In his annual State of the Nation speech in Budapest, Prime Minister Viktor Orban announced that the exemptions would take effect in October for women with three children and in January for those with two kids. Mothers with four or more children do not pay income tax in Hungary.
Additionally, the interest rates on housing loans will be capped at 5% beginning in April, as part of steps to shore up the economy.
“We are announcing the biggest tax reduction programme in Europe,” Orban said, as quoted by Reuters.
“This will be a huge expense, but the reviving economy, the measures to support businesses and full employment combined are capable of paying for this in a way that the budget deficit and public debt both decline,” he added.
His Economy Minister Marton Nagy said the tax exemption for mothers of three comprises 250,000 people and costs the budget 170 billion forint ($441 million) every year, reported the pro-government daily Magyar Nemzet.
He added that the existing exemption for approximately 70,000 moms of four costs 50 billion Hungarian forints each year.
The Prime Minister added that his government was prepared to put price controls on rising food costs unless talks with retailers failed to keep prices under control and that he was willing to limit food retail profits as a last resort.

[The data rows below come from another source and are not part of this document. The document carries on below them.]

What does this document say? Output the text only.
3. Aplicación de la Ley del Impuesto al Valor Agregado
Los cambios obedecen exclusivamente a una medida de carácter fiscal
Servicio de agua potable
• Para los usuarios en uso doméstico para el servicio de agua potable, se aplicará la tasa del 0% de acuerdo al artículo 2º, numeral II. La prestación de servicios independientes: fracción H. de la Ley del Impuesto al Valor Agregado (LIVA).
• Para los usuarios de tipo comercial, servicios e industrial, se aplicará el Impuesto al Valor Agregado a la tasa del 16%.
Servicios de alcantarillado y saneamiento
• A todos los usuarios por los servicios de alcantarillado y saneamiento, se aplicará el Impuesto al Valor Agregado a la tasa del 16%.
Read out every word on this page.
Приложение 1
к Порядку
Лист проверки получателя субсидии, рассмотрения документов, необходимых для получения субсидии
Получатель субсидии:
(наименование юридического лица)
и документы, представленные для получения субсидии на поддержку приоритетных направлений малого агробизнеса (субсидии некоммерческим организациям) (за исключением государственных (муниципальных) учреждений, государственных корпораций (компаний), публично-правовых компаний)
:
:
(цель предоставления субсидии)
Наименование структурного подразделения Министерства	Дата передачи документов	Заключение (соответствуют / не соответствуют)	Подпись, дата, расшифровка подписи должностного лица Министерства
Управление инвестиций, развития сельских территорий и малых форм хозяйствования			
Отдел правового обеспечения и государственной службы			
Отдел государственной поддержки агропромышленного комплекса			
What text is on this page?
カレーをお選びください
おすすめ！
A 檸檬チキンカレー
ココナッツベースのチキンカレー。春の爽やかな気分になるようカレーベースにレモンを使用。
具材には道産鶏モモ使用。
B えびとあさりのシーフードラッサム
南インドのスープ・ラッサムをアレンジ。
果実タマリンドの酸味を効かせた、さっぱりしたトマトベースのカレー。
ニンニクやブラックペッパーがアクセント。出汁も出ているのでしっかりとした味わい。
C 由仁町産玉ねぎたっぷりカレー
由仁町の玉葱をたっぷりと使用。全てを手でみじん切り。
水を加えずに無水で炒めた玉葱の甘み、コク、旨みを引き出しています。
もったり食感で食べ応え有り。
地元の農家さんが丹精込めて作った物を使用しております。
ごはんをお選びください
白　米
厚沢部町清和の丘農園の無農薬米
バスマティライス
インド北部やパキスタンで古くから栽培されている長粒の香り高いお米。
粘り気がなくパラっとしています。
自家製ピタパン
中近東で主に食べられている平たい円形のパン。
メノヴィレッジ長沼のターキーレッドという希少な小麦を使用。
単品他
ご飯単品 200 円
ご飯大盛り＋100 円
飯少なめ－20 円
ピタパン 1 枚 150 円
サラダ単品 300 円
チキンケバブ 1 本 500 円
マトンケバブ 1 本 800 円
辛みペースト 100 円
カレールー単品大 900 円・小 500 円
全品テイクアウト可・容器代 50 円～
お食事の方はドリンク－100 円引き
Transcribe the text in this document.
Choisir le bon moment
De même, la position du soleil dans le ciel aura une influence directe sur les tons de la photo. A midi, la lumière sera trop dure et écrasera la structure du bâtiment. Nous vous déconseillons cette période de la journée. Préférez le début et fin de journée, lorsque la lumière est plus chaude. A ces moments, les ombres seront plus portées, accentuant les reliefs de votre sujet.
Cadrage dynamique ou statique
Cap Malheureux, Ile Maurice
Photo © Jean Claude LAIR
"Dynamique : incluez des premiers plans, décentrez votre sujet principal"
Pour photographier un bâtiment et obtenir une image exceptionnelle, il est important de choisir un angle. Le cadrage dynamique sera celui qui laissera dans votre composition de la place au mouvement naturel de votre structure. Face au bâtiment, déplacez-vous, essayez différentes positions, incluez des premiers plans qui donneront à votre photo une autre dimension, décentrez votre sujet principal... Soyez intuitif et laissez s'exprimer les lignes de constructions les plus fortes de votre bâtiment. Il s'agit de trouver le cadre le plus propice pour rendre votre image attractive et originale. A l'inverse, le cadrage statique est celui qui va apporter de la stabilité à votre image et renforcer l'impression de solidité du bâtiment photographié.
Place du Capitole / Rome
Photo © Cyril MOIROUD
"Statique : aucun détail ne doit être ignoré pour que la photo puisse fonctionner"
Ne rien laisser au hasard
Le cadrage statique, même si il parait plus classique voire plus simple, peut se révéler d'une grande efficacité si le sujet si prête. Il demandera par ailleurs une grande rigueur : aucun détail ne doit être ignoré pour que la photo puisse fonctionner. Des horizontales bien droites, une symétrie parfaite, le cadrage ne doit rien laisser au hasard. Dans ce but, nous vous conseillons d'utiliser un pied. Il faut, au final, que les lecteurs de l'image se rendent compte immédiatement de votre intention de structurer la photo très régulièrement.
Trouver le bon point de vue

The inflation in the country, which reached the EU’s peak two years ago, rebounded to 5.5% in January, exceeding analysts’ expectations, with monthly price growth quickening to its strongest pace in two years as food, service, and gasoline costs all increased.
He also said that Ukraine would never join the EU if it went against Hungary’s interests, adding, “Ukraine’s entry would destroy Hungarian farmers, but not just them, the entire Hungarian economy.”